Results 1 to 12 of 12

Thread: Bit guessing game

  1. #1
    Administrator Shelwien's Avatar
    Join Date
    May 2008
    Location
    Kharkov, Ukraine
    Posts
    3,362
    Thanks
    212
    Thanked 1,016 Times in 540 Posts

    Bit guessing game

    http://ctxmodel.net/files/guess/bit_guess_v0.rar

    A friend's got some university assignment where he
    has to write a program which would guess bits chosen by user.

    But somehow he thought that a statistical model for that
    can be simpler than one used for file compression,
    so his results were rather poor, and he asked me for advice.

    So today I've got some input data (~6kbits which is rather
    good for manually entered stuff, but painfully little for
    context modelling) and patched up some model for that.

    As expected, the data appeared to be near random,
    but I still managed to find some skew there.

    Code:
     6032  wes.txt (original)
    
     5995  wes.txt (after CRLF->LF transform + LF in the end)
      819  wes.ash-s2-o4  
      882  wes.txt.paq8k2 (all paq headers are removed)
      836  wes.txt.paq8px 
    
     5950  wes1.txt (LFs removed)
      760  wes1.ash-s2-o3 
      820  wes1.txt.paq8k2
      783  wes1.txt.paq8px
    
      744  wes2.bin uncompressed (743.75 in fact)
      803  wes2.ash-s0-o1
      783  wes2.bin.paq8px 
      840  wes2.bin.paq8k2
      740  mix(mix(p1,p2),0.5)
    
      731  bitguess v0 (actual rc output
      728.1 entropy; 3221 of 5950 guessed (54.13%)

  2. #2
    Programmer Bulat Ziganshin's Avatar
    Join Date
    Mar 2007
    Location
    Uzbekistan
    Posts
    4,507
    Thanks
    742
    Thanked 665 Times in 359 Posts
    Quote Originally Posted by Shelwien View Post
    the correct experiment would be to build model for first half of data and then check it on second one. otherwise, you may be just moved entropy into model selection

  3. #3
    Programmer schnaader's Avatar
    Join Date
    May 2008
    Location
    Hessen, Germany
    Posts
    564
    Thanks
    215
    Thanked 200 Times in 93 Posts
    Quote Originally Posted by Bulat Ziganshin View Post
    the correct experiment would be to build model for first half of data and then check it on second one. otherwise, you may be just moved entropy into model selection
    Is anything known about how the bits have been entered? Because this is a good advice, but could fail if the first half of the data was entered by person A and the second half was entered by person B or something similar. Anyway, if we don't know anything, splitting up the data in different ways and trial and error is our best choice. Perhaps, in this case, we should keep track of the original CR/LFs and prefer those for splitting.

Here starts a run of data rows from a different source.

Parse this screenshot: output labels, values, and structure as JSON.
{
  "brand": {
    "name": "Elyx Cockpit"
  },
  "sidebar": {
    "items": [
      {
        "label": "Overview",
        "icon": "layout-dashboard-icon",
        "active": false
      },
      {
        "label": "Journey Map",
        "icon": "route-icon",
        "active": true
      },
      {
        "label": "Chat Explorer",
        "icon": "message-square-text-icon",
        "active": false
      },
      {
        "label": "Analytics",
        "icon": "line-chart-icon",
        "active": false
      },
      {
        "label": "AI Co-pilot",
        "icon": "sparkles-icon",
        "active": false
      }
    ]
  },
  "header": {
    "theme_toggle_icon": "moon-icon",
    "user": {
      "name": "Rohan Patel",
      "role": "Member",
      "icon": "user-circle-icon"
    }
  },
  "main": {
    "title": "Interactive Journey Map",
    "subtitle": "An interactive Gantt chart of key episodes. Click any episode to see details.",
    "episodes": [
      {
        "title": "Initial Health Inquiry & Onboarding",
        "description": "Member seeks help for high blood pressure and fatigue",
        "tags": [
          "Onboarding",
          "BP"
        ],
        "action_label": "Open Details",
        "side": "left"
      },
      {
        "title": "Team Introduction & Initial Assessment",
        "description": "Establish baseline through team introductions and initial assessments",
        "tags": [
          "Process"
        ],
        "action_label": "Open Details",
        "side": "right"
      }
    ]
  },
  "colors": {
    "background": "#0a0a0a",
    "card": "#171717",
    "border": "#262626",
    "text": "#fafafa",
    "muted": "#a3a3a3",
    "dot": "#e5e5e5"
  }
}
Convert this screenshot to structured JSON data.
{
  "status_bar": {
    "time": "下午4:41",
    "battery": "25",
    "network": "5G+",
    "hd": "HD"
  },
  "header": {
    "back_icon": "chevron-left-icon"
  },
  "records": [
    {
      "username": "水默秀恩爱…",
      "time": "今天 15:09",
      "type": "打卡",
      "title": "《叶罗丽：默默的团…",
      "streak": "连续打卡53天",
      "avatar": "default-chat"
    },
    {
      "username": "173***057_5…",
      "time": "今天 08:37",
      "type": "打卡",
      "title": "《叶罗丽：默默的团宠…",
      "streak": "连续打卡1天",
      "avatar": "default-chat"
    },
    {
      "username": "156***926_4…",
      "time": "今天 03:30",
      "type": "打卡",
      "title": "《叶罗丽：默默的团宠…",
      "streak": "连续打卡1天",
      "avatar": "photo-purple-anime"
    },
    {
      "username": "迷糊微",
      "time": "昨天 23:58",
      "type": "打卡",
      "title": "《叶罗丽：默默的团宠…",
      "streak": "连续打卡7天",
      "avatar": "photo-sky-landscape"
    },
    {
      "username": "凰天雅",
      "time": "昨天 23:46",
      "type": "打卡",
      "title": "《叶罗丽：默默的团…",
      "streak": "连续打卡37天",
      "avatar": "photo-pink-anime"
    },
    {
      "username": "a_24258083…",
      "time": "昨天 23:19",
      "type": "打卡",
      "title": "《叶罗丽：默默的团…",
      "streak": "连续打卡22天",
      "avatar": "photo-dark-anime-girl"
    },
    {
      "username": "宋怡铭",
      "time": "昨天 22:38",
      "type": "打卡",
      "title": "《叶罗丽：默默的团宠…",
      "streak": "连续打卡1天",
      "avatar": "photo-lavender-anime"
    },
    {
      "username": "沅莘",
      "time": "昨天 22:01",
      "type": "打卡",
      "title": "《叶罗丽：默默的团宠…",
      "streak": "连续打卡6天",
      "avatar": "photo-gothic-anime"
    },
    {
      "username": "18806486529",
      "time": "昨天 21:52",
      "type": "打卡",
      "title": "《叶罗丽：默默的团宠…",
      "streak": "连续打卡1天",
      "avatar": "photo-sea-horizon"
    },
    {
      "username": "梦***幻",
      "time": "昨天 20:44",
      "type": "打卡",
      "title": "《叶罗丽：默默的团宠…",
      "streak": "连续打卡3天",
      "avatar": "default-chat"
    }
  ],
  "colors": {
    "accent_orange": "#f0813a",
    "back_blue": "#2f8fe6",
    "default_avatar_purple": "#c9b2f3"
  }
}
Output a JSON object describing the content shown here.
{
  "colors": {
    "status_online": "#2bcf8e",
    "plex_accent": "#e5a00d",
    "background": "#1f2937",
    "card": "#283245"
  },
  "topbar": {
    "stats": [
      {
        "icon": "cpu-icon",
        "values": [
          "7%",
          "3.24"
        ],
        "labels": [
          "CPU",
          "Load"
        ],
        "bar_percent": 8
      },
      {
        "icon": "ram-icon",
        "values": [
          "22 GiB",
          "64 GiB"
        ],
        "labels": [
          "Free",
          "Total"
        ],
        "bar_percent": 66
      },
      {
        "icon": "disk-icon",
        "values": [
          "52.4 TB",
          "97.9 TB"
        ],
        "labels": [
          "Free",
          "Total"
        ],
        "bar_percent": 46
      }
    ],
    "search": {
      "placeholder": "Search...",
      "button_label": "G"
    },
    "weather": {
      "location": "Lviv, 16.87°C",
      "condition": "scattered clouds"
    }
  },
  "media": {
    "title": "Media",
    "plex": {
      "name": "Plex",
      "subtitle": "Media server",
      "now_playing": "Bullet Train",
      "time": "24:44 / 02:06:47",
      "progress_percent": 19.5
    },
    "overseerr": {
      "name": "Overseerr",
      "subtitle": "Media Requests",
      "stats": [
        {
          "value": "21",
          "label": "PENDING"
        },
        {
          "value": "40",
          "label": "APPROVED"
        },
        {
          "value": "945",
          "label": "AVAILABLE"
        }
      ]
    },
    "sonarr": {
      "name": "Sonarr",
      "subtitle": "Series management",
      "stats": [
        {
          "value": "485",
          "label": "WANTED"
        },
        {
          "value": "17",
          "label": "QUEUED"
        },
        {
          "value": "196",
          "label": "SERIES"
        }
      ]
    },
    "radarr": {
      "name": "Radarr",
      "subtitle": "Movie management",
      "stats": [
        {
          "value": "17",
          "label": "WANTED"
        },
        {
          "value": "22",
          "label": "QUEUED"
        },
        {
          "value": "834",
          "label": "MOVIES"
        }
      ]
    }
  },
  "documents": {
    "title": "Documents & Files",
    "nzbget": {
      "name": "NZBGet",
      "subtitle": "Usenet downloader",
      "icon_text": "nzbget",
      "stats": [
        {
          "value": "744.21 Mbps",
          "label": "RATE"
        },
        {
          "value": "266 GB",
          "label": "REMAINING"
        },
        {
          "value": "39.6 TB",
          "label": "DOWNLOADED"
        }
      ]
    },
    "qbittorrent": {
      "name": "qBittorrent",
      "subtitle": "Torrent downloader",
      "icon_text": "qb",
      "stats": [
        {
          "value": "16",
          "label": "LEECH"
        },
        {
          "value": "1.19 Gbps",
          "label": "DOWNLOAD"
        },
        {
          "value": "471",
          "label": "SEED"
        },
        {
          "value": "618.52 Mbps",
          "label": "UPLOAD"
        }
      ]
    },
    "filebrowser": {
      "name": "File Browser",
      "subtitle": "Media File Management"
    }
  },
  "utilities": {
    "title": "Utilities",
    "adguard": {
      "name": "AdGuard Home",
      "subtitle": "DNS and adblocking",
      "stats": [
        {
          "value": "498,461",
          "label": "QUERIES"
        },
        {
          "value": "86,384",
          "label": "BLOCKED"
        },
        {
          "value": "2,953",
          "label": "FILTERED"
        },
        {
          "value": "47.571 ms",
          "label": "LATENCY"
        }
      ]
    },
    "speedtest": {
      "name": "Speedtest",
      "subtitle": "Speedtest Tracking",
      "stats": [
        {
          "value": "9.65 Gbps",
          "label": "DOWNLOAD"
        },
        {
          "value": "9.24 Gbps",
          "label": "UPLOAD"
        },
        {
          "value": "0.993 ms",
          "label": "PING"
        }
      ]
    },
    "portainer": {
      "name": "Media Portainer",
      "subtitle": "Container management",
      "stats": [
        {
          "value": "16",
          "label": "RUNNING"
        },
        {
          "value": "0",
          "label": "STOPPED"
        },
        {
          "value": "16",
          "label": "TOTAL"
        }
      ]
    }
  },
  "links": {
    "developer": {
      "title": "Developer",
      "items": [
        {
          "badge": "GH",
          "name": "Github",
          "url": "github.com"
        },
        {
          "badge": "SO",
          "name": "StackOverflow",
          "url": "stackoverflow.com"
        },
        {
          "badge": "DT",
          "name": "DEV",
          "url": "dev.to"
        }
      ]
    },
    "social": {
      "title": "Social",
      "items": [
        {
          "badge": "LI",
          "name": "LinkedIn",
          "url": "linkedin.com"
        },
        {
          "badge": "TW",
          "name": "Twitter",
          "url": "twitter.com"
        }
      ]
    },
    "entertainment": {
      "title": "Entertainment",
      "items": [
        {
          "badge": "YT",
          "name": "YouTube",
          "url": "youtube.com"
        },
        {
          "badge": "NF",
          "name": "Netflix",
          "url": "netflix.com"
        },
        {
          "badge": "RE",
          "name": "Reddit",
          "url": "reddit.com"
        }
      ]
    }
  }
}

    If the data has been manually entered, but comes from some random source (dice roll, card deck...) then the whole thing will be useless and we won't get any better than perhaps lucky 60%.
    But if this is not the case, we might succeed with some "human" models, like:

    • Humans will avoid long runs of 0's or 1's
    • Humans might tend to favorize 0's or 1's


    Anyway, as it's only some thousand bits of data, you'll most likely end up moving entropy into the model. The cleanest way would be to write an assembler program really compressing the data (size of executable smaller than 744 bytes).
    Last edited by schnaader; 23rd October 2009 at 00:13.
    http://schnaader.info
    Damn kids. They're all alike.

  4. #4
    Administrator Shelwien's Avatar
    Join Date
    May 2008
    Location
    Kharkov, Ukraine
    Posts
    3,362
    Thanks
    212
    Thanked 1,016 Times in 540 Posts
    > the correct experiment would be to build model for first
    > half of data and then check it on second one. otherwise,
    > you may be just moved entropy into model selection

    Sure, I just left the checking to the guy who can ask some
    students to enter more data :)
    Also that's why I didn't try any advanced methods
    (delayed counters etc) there, and stopped at just 4 counters.
    Anyway, the data are fairly unpredictable.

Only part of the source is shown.